Contagio por simpatía

El sol está lejos del horizonte todavía y yo temo que cualquier día alguien me absorba de un bostezo. Oigo un ¡bah! y veo una cara de asco más que circunstancial, totalmente integrada en la cotidianidad. Habla con un hombre que en algún momento vivió en la calle. Cara rojiza, pelo azotado por la intemperie y la adicción como cartel de neón que anuncia que hubo tiempos peores. Habla de agujeros de vida y de que si le toca la lotería no le van a volver a ver. Su discurso suena a cataratas y aullidos mientras sus pies reposan por el asiento enfrentado en un gesto al que le sobran cuarenta años. Lleva un gorro de fieltro verde medio calado con unas letras en inglés que anuncian amor universal. Su nieta, cuando despierte en un rato, no podrá encontrar su gorro. Él, cuando despierte, no podrá reconocerse.
Tiene frío y sus manos cruzadas descansan sobre la bragueta, entre su entrepierna. Ahí nunca se acaba el calor. Se rasca la nariz con la mano izquierda y aprovecha para husmearse. Su conversante lleva una chaqueta de pana, gorra de visera y cierra los ojos a la menor ocasión. Ante ese gesto calla inquieto y sigue con los como platos. Lo mira de vez en cuando para ver si conecta una mirada y puede seguir cascando. Si no está dormido, el conversante, está claro que le gustaría estarlo. Como a todos, que son las siete menos cuarto.
El hombre no aguanta mucho simplemente mirando y saca su aparato del bolsillo. Empieza a teclear para poder evaporarse del peso de él mismo. Chorrear palabras y que reboten constantemente en la pared frontal del cerebro hace mucho ruido. Demasiado, y hay que acallarlo con algo. El incauto semidurmiente abre un ojo y le caen unas frases en tropel. Que si mañana tal, que voy con fulanito y, de repente, desvía la mirada en un pensamiento. ¡Atención, se vislumbra un pensamiento! que mañana no, pasado mañana. Dice hasta el miércoles y que mañana traerá otro abrigo más feo pero hasta los pies. Qué coqueto. Se levanta y se va.
Lo substituye una muchacha con chaqueta blanca que de lo primero que se ocupaes de subirse los pantalones por detrás. Hay que ser decorosa y no enseñar un palmo de tanga. Lo segundo, sacar el móvil y agarrarlo con la mano derecha. Al que se hacía el dormido ahora le entran ganas de hablar e intenta un conato de conversación con la nueva inquilina. Una mirada valen más que mil palabras. La muchacha cierra los ojos y no me cuesta adivinar que piensa que ojalá estuviera en la cama un ratito más. Chaqueta puesta y tres capas más. Tejanos oscuros, sombras de celulitis y unas manos delicadas que sólo agarran lapiceros y rozan teclas y penes. Me cuesta visualizar el cambio de su rictus en una sonrisa despegada de alegría, el cambio del móvil por el pene de su marido y del bostezo por un ansia de humedecer su canario.
El exterior sigue igual de oscuro que el interior, el día no parece avanzar y la muchacha se reclina un poco más. La separación entre asientos opuestos es escasa, y la única forma de estar un poco más estirada es resbalar y dejarse deslizar unos centímetros más de pierna contraria. Acerca su centro energético a apenas dos palmos de la rodilla del que se hacía el dormido. Él se percata del sutil gesto. Nunca dos palmos separaron mayor distancia circunstancial. Miles de circunstancias deberían suceder para que esos dos palmos se convirtieran en cero consentido. Tantas, que creo que sería más probable que me embutiera en vinilo, me pusiera botas de tacón, un látigo y me llamara Amanda.

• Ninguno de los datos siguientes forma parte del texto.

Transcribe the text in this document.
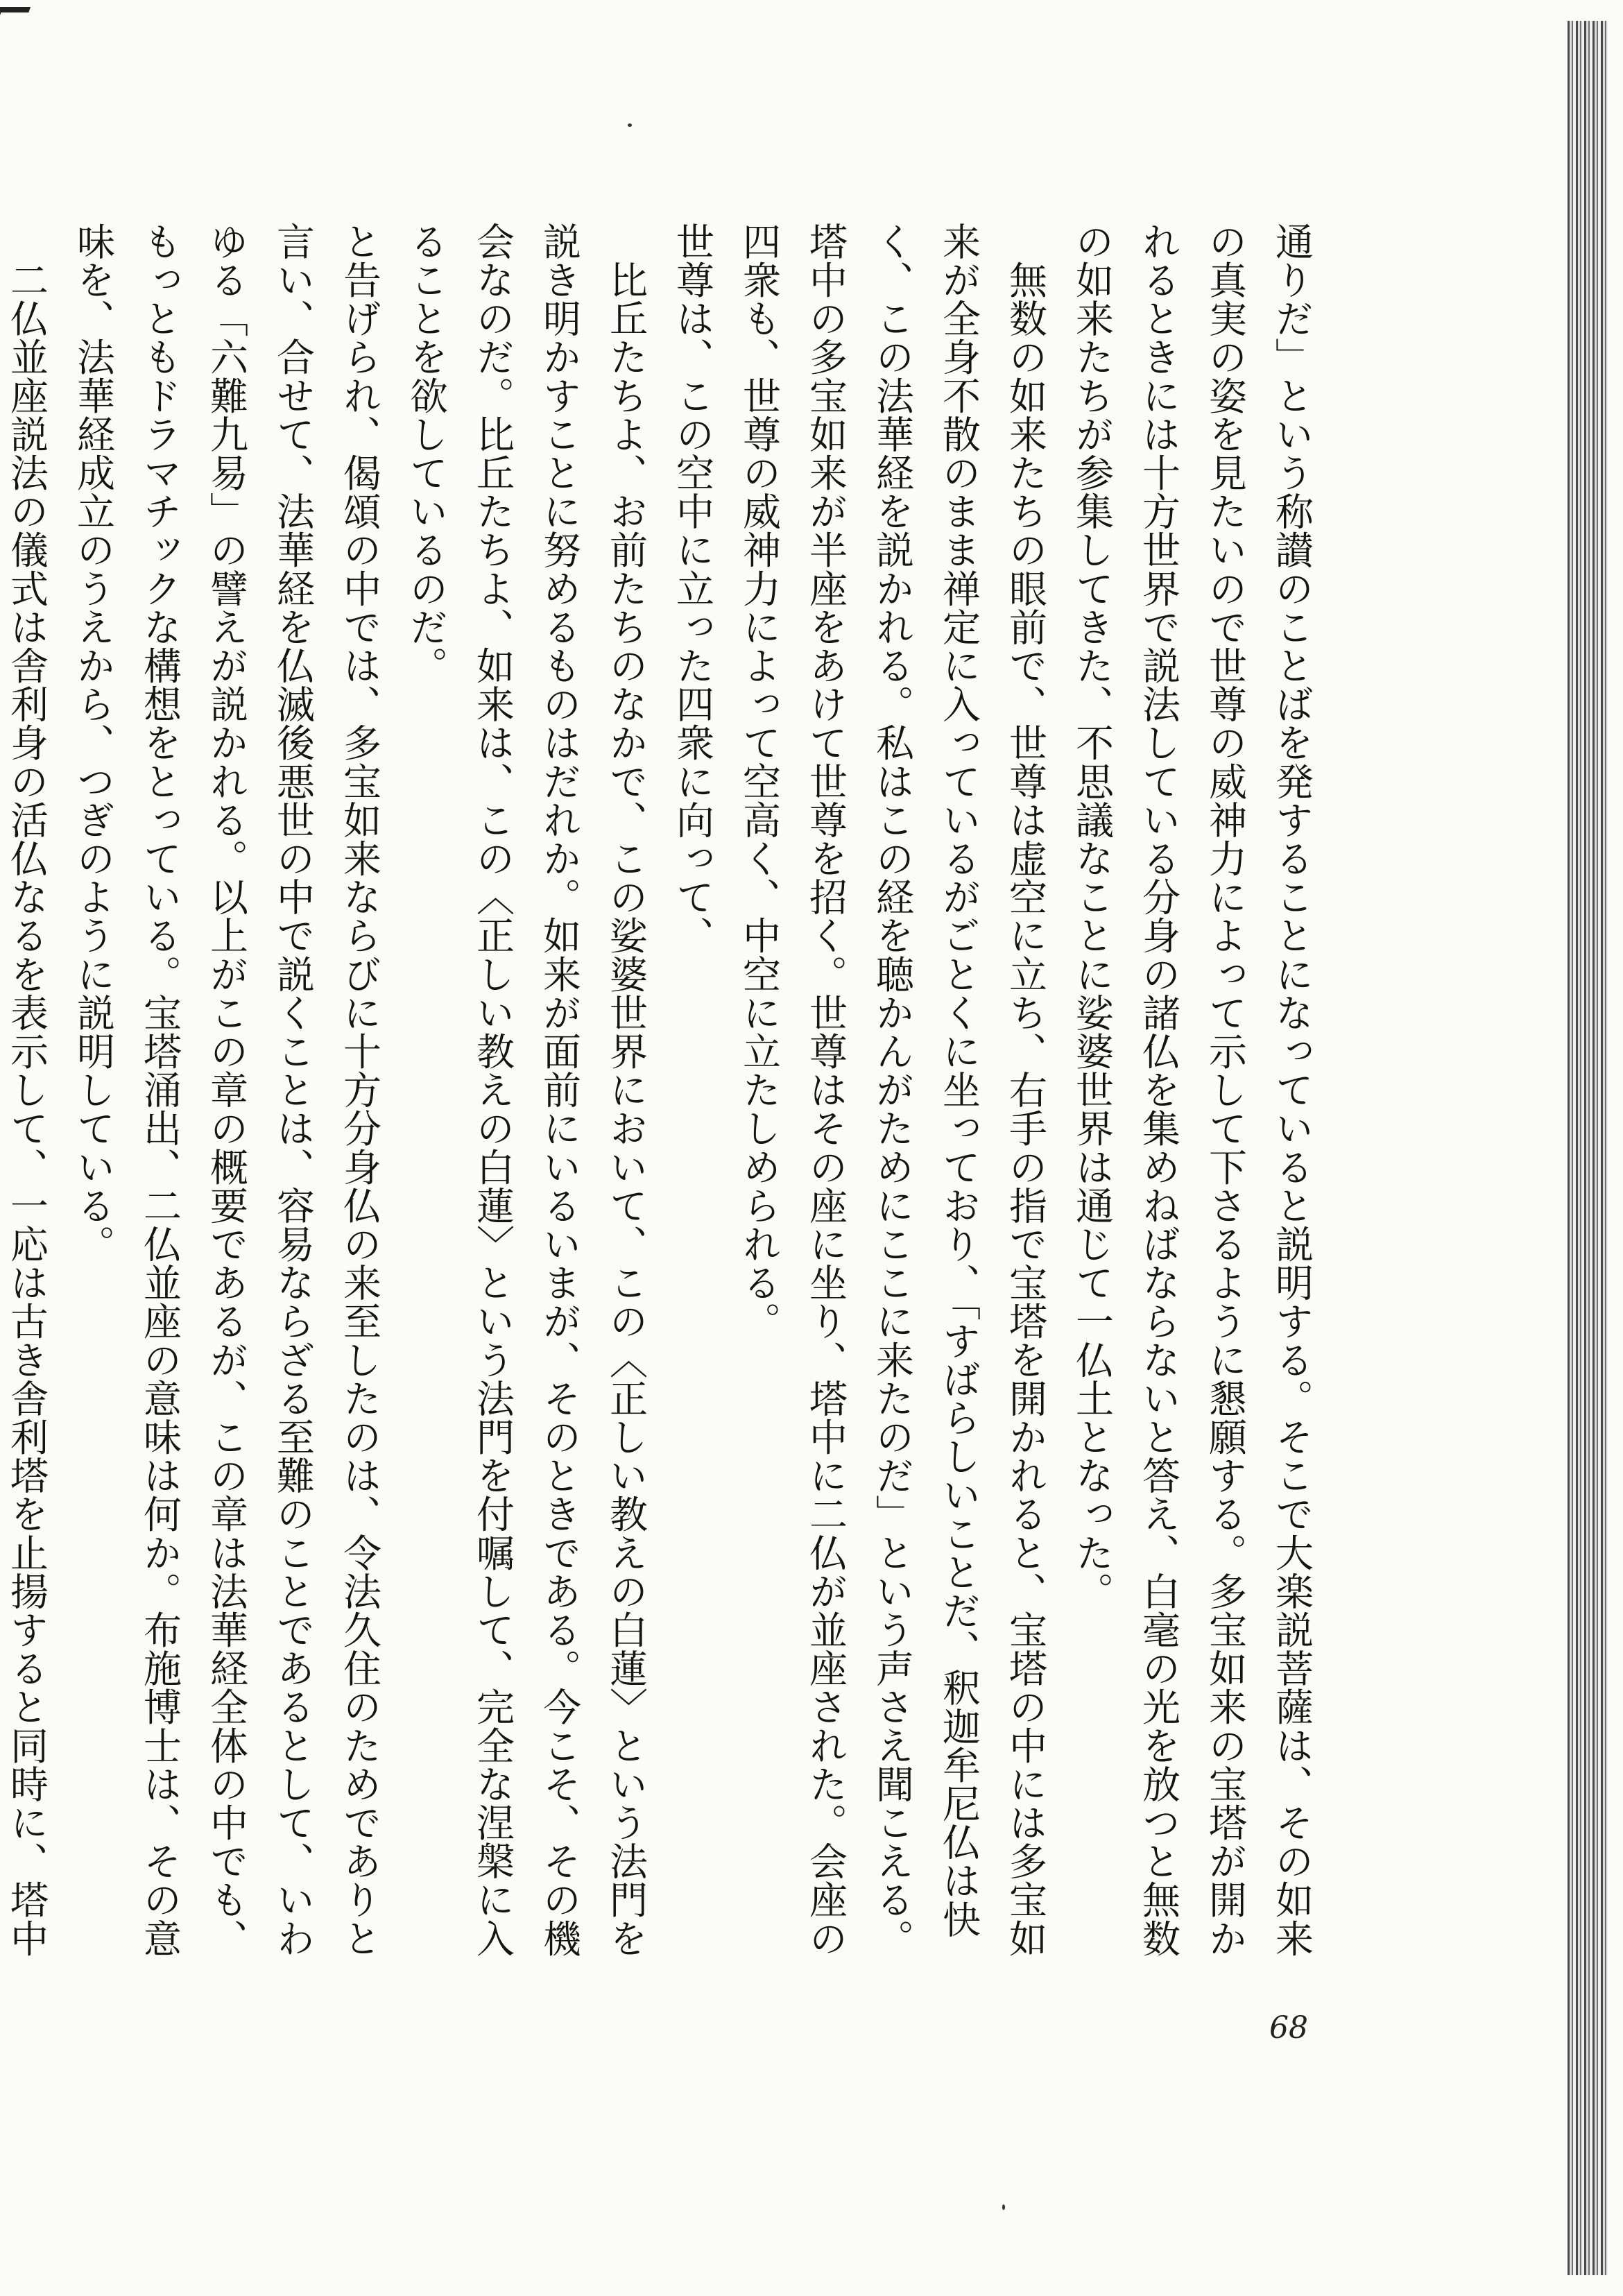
通りだ」という称讃のことばを発することになっていると説明する。そこで大楽説菩薩は、その如来の真実の姿を見たいので世尊の威神力によって示して下さるように懇願する。多宝如来の宝塔が開かれるときには十方世界で説法している分身の諸仏を集めねばならないと答え、白毫の光を放つと無数の如来たちが参集してきた、不思議なことに娑婆世界は通じて一仏土となった。

　無数の如来たちの眼前で、世尊は虚空に立ち、右手の指で宝塔を開かれると、宝塔の中には多宝如来が全身不散のまま禅定に入っているがごとくに坐っており、「すばらしいことだ、釈迦牟尼仏は快く、この法華経を説かれる。私はこの経を聴かんがためにここに来たのだ」という声さえ聞こえる。塔中の多宝如来が半座をあけて世尊を招く。世尊はその座に坐り、塔中に二仏が並座された。会座の四衆も、世尊の威神力によって空高く、中空に立たしめられる。

世尊は、この空中に立った四衆に向って、

　比丘たちよ、お前たちのなかで、この娑婆世界において、この〈正しい教えの白蓮〉という法門を説き明かすことに努めるものはだれか。如来が面前にいるいまが、そのときである。今こそ、その機会なのだ。比丘たちよ、如来は、この〈正しい教えの白蓮〉という法門を付嘱して、完全な涅槃に入ることを欲しているのだ。

と告げられ、偈頌の中では、多宝如来ならびに十方分身仏の来至したのは、令法久住のためでありと言い、合せて、法華経を仏滅後悪世の中で説くことは、容易ならざる至難のことであるとして、いわゆる「六難九易」の譬えが説かれる。以上がこの章の概要であるが、この章は法華経全体の中でも、もっともドラマチックな構想をとっている。宝塔涌出、二仏並座の意味は何か。布施博士は、その意味を、法華経成立のうえから、つぎのように説明している。

　二仏並座説法の儀式は舎利身の活仏なるを表示して、一応は古き舎利塔を止揚すると同時に、塔中

68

Luces amarillas y rojas sobre el fondo negro en el exterior. Luz blanca horriblemente uniformadora de fluorescentes en el interior. Nadie parece expectante, ni en el interior ni en el exterior, es un día más, sin nada especial. Desenfocan sus pensamientos y dejan la ilusión para los niños. Nuestras caras son de muertos por estos lares y a estas horas y la felicidad parece algo más que improbable.

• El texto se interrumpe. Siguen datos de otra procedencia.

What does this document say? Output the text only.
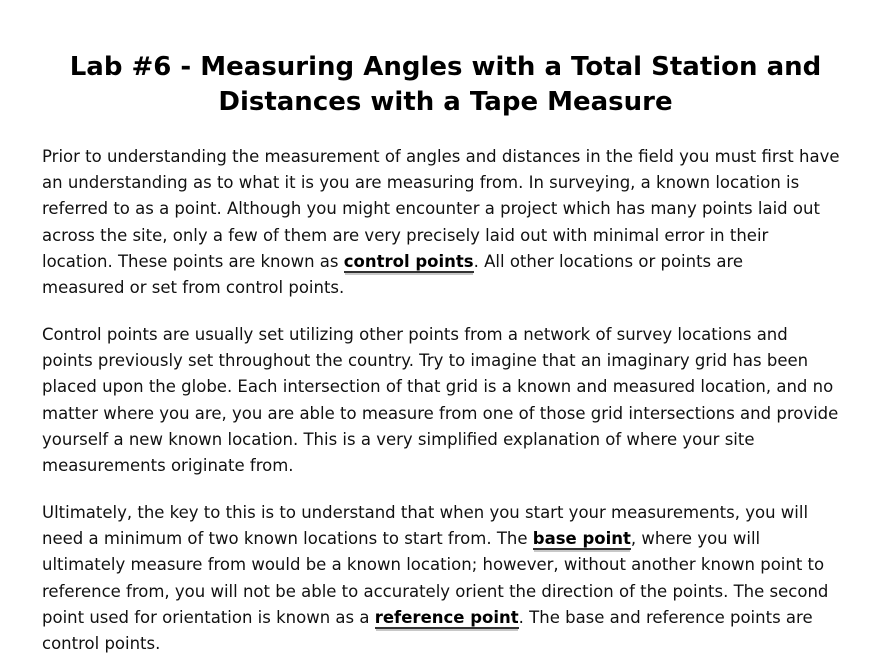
Lab #6 - Measuring Angles with a Total Station and
Distances with a Tape Measure

Prior to understanding the measurement of angles and distances in the field you must first have
an understanding as to what it is you are measuring from. In surveying, a known location is
referred to as a point. Although you might encounter a project which has many points laid out
across the site, only a few of them are very precisely laid out with minimal error in their
location. These points are known as control points. All other locations or points are
measured or set from control points.

Control points are usually set utilizing other points from a network of survey locations and
points previously set throughout the country. Try to imagine that an imaginary grid has been
placed upon the globe. Each intersection of that grid is a known and measured location, and no
matter where you are, you are able to measure from one of those grid intersections and provide
yourself a new known location. This is a very simplified explanation of where your site
measurements originate from.

Ultimately, the key to this is to understand that when you start your measurements, you will
need a minimum of two known locations to start from. The base point, where you will
ultimately measure from would be a known location; however, without another known point to
reference from, you will not be able to accurately orient the direction of the points. The second
point used for orientation is known as a reference point. The base and reference points are
control points.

Sube una niña pequeña con su madre y su abuela. Nuestra esperanza, nuestro futuro. Muy bien, que se acostumbre de pequeña, que se vaya insensibilizando ante la depresión, la apatía, el mal olor, la oscuridad y los rostros de desolación y desesperanza. Que lo sepas nena, esto es lo que te espera. Es difícil escapar y si me miras desde el fondo del vagón, me verás como uno más.